Detail of the cover illustration of Planet Stories magazine issue #10, 1955
I'm a little late to the party on 2010's first big indie release, so I'll just summarize my feelings about Contra: it's an easy album to get to know and like, it aims for an admirable amount of variety for a second album, and it's a little on the short side. Vampire Weekend throw down the gauntlet with their much-quoted opening lyric to "Horchata" - actually, each of the song's rhymes for the title word is a cringe-inducer. I know what the band was going for with those opening lines, but I still have to grit my teeth to get through that first verse - it's worth it, though, because the chorus of "Horchata" blooms into a technicolor explosion of rhythms and layered vocals. Contra is a conventional album in some ways, but it features some quick turns and dynamic shifts, and that's when it's at its best. The clean guitar lines and minimal pop melodies of the band's debut have been replaced with a more varied approach that works more often than it doesn't.
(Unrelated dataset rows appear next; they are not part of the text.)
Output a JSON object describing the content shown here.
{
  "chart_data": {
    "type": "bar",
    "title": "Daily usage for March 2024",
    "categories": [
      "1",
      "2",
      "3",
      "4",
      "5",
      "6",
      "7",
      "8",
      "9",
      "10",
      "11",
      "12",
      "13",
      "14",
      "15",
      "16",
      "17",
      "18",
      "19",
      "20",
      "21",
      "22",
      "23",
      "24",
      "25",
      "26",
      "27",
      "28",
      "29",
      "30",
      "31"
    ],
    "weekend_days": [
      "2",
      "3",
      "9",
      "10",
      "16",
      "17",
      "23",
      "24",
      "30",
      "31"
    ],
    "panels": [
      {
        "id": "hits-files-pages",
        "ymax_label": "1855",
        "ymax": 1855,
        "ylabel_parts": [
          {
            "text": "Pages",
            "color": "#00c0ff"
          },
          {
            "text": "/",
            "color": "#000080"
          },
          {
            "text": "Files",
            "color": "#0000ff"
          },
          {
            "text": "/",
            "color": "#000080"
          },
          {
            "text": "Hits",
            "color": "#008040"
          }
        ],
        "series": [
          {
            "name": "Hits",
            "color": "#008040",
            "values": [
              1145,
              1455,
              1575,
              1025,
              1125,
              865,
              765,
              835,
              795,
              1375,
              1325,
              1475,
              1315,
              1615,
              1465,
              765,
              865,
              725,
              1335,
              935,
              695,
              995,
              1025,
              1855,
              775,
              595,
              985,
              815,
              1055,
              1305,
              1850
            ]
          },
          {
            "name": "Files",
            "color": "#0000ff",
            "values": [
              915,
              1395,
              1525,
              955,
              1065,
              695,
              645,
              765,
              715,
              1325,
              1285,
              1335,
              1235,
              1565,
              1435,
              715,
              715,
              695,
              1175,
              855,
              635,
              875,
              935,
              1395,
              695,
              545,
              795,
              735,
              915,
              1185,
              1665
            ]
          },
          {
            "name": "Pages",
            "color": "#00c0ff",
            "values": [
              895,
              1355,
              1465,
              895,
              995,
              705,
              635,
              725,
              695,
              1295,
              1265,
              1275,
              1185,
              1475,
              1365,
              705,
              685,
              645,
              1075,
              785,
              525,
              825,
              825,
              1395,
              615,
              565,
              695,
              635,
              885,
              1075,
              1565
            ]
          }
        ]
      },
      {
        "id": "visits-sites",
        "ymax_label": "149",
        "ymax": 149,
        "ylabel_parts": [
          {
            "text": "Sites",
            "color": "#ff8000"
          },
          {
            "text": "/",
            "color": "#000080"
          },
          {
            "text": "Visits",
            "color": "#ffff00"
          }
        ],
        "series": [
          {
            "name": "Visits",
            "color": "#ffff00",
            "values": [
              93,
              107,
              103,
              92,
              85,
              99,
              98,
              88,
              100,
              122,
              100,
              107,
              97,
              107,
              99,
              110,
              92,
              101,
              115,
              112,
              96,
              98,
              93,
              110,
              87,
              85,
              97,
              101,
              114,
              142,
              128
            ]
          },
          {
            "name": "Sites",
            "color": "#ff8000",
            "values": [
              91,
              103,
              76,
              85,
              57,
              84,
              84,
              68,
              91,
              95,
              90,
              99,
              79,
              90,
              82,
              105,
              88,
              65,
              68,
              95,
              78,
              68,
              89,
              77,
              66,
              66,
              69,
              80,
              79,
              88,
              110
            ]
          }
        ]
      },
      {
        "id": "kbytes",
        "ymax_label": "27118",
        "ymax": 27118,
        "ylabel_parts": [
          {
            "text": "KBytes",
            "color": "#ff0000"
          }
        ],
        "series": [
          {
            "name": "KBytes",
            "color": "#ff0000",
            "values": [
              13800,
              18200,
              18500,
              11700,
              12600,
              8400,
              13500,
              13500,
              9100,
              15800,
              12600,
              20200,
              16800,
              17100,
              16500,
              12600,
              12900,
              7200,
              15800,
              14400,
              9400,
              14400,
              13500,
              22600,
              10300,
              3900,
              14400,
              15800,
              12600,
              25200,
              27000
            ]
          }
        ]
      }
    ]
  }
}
Contra really only has two down-tempo songs ("Taxi Cab" and "I Think Ur a Contra") and they're both excellent, so it's kinda weird that the album has been accused of being sluggish in the momentum department. I think it's because the album's songs often match a rushed-sounding arrangement with a very lackadaisical vocal performance from Ezra Koenig - he only really seems to push the vocals at all on "California English" and "Cousins", but that's fine with me. I like the way he croons and sighs over the songs' driving rhythms. In fact, the run of uptempo songs after the album's near-perfect first half is the album's low point for me. "Run" doesn't employ its dissonant synths quite right and has an irritating chorus hook, and "Cousins" is short on melody and long on manic energy.
The third uptempo song of that run, though, is "Giving Up the Gun", my favorite track on the album. It is also the first of the three longish songs that end the album, along with "Diplomat's Son" (with its distracting but forgivable MIA sample) and the minimalist "I Think Ur a Contra". "Giving Up the Gun" does the urgent-drums/relaxed-vocal thing better than any other track on the album, and it has a couple really great hooks. Oddly, I've seen it referred to as one of Contra's weaker tracks, so maybe I like different things about this album than other people. It would definitely sound out of place on Vampire Weekend's debut album, and I think that's a good thing. The guys in the band know better than to stay in one place for too long - Contra is them trying out a few different avenues to figure out where to go next, it can be a lot of fun watching them play "chemistry set" with the different aspects of their sound.